Royal City made an early mark on road safety
In the middle of the busy Carden and Wyndham streets intersection, near the Canadian National Railway station, stood a lonely, orange post. Its job was to make traffic safer, by enforcing proper left turns for automobiles. Known sometimes as a “silent policeman,” its more common name was the “zone post.”
By 1910, automobiles had begun to profoundly change the streets of Guelph. Established usage allowed people to move about more or less as they liked: crossing wherever it suited them, stopping for a chat, selling peanuts from a cart, etc. And the streets were reasonably safe — people went around one another, horses (mostly) avoided obstacles, and streetcars went slowly along predictable routes.
Automobiles were different: they could be difficult to control, their manoeuvres were hard to anticipate, they were too dumb not to hit things, and they got bigger and bigger, and went faster and faster. As they came to dominate traffic in cities, collisions with automobiles became a significant hazard for everyone.
Into the breach rode the “Safety First” movement. It was originally an initiative to increase workplace safety, and its advocates began to organize to apply its principles to traffic. The meaning of the name was that safety should be made a priority above other considerations, such as speed and convenience. Automobilists, its advocates argued, should be guided by the same principle.

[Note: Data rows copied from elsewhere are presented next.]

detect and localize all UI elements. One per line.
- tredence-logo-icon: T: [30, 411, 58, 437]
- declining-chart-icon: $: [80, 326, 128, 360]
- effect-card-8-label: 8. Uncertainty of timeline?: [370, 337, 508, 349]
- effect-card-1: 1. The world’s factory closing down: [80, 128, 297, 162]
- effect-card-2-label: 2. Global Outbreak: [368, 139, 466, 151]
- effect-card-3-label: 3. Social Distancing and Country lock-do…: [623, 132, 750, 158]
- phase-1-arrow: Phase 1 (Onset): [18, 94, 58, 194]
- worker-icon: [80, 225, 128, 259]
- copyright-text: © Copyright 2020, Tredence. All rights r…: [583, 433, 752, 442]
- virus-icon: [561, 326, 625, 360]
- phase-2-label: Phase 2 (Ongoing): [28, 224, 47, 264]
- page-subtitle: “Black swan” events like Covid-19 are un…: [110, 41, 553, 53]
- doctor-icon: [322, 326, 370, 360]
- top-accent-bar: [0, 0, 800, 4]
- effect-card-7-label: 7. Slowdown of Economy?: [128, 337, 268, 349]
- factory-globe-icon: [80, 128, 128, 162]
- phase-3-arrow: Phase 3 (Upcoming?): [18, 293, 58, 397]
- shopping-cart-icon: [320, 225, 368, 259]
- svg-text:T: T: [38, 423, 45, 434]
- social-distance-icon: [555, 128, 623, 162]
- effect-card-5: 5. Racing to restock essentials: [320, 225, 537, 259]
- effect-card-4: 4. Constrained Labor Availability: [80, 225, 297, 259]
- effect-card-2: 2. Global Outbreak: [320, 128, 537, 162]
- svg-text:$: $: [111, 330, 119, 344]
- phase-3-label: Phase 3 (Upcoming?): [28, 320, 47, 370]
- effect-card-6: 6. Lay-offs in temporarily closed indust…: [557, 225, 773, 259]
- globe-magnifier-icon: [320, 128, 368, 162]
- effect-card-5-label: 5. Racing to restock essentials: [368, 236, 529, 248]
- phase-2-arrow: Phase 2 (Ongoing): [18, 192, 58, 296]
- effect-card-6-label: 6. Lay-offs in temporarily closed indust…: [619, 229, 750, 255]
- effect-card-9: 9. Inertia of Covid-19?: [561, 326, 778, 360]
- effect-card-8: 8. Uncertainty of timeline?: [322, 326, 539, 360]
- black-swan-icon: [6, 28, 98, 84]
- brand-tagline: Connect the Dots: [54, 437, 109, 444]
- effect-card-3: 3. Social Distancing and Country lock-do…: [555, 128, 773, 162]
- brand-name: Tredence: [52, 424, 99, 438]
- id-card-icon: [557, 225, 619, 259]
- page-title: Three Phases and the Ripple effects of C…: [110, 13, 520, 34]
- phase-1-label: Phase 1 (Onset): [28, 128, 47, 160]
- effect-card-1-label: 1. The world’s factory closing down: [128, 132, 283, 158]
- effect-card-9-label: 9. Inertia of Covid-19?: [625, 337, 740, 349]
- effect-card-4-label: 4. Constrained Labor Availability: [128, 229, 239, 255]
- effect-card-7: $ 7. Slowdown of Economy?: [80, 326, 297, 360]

Among their recommendations was the adoption of “short radius” left turns. Previously, motorists frequently made left turns by “cutting the corner;” that is, making their left turns close to the left-hand curb. While this practice allowed drivers to turn faster, it was hazardous for pedestrians and oncoming traffic that could not see the turning machine until the last moment.
In 1912, the City of Guelph adopted bylaw No. 938 to regulate traffic, which required any vehicle making a left turn to do so only after passing the centre of the intersection first. An accompanying article in the Evening Mercury provided a helpful diagram for puzzled motorists. The new kind of left turn put safety first by slowing down turning cars, and ensuring that their turns were more easily visible to others.
To reinforce this requirement, Guelph police placed “safety zone posts” in the middle of busy intersections, such as Wyndham and Carden. They functioned as “keep right” signs, requiring motorists making left turns to do so around the posts rather than at the corners. In effect, intersections with zone posts became like miniature roundabouts.
In 1917, a wide strip around the Blacksmith Fountain in St. George’s Square was declared a “safety zone.” Zone posts were placed some distance outside the streetcar tracks there in order to ensure that passengers mounting and alighting would not be menaced by speeding automobiles. In effect, St. George’s Square became a sizable traffic circle, with automobiles required to drive counter-clockwise around its centre.
Curiously, zone posts displayed a tendency to move around, especially at night. A zone post at the Quebec and Norfolk intersection repeatedly migrated up to Oxford street in the wee hours. Another one on duty at the “five corners” climbed on top of a monument at Hamilton’s Marble Works (now the site of Speedy Auto Service). Others reached as far as the Ontario Agricultural College or even Puslinch. Police Chief Randall viewed these peregrinations with extreme displeasure and vowed that anyone assisting zone posts in their movements would be prosecuted “to the fullest extent of the law.”
Guelph’s zone posts gradually faded from use.
However, some safety zones have stayed with us. For example, those delineated with white lines across streets at their corners, now known as “crosswalks,” continue to protect pedestrians from the depredations of automobiles to this day.